Info Mazout du 8 mai

La semaine se termine dans une confusion totale ce vendredi 8 mai. Alors que l’espoir d’un accord diplomatique dominait mercredi, la réalité du terrain a repris ses droits avec de nouveaux affrontements directs entre les forces américaines et iraniennes dans le détroit d’Ormuz.

La situation a basculé jeudi lorsque des navires de guerre américains ont neutralisé des drones et des vedettes iraniennes ayant ouvert le feu lors de leur passage dans le détroit. En représailles, les États-Unis ont frappé des cibles militaires à l’intérieur de l’Iran. Téhéran crie à la violation de la trêve, tandis que Donald Trump, fidèle à lui-même, affirme qu’elle tient toujours tout en menaçant la République islamique d’un bombardement massif si un accord n’est pas signé rapidement.

D’un côté, le processus diplomatique (médiation pakistanaise, mémorandum d’entente) n’est pas officiellement mort, ce qui empêche les prix de s’envoler totalement.

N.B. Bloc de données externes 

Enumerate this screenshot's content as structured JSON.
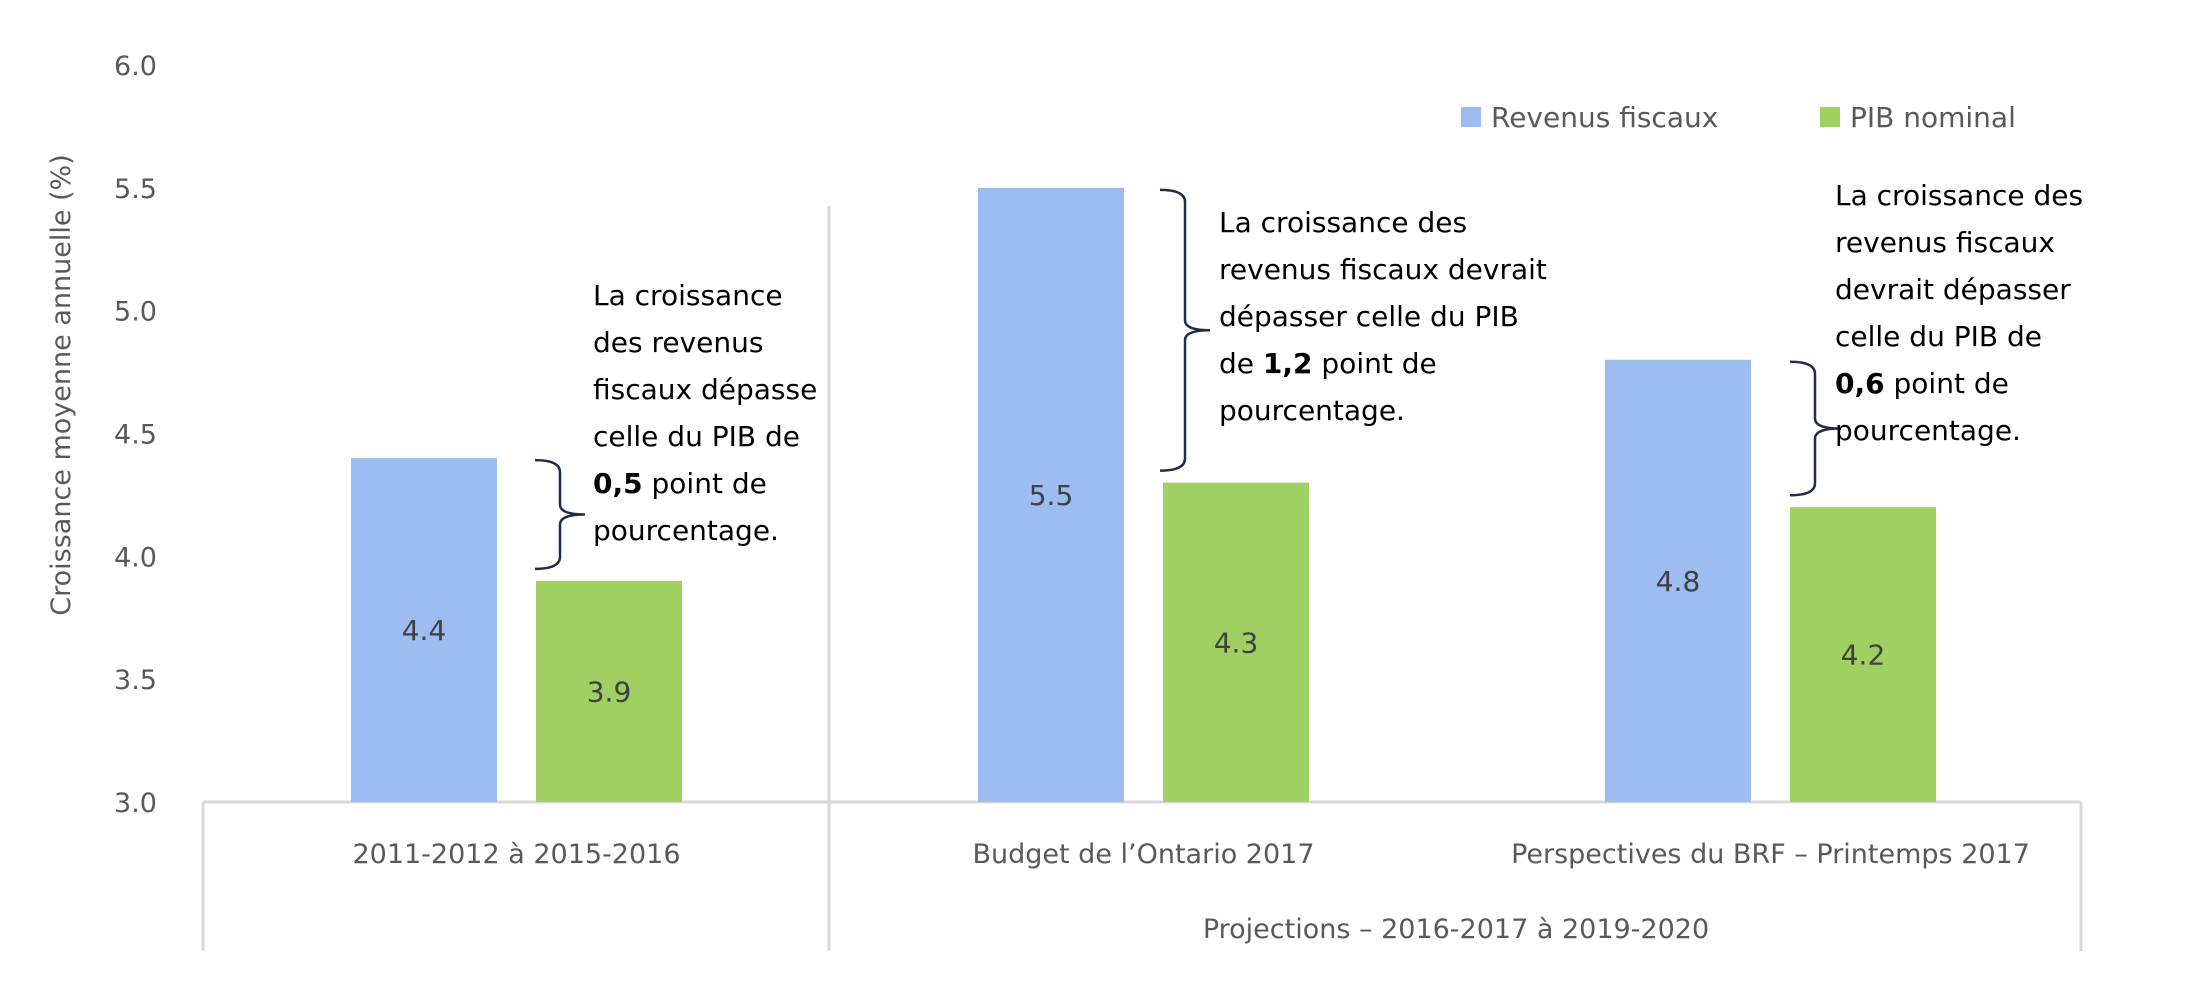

De l’autre, la réalité d’un détroit d’Ormuz zone de guerre et les frappes sur le sol iranien maintiennent une prime de risque géopolitique élevée. Le blocage reste quasi total, créant un choc d’offre sans précédent.

Malgré quelques rares navires escortés par les Émirats arabes unis, l’infrastructure pétrolière régionale est gravement perturbée. De nombreuses installations de production sont à l’arrêt forcé faute de pouvoir évacuer le brut. Les experts rappellent que même si la paix était signée demain, le retour à la normale des flux prendrait des semaines, voire des mois, alors que les stocks mondiaux sont au plus bas.

Après avoir ouvert en forte hausse suite aux attaques, les cours ont légèrement reflué mais restent très volatils. Le Brent se maintient autour de 101-102 dollars. Techniquement, la situation est neutre. Le marché attend du concret (accord signé ou reprise totale des hostilités) pour sortir de cette zone d’incertitude.

La journée de jeudi a été marquée par des fortes variations, mais la remontée des cours en fin de soirée amène une tendance haussière. Ce matin, on attend donc une hausse des prix du mazout.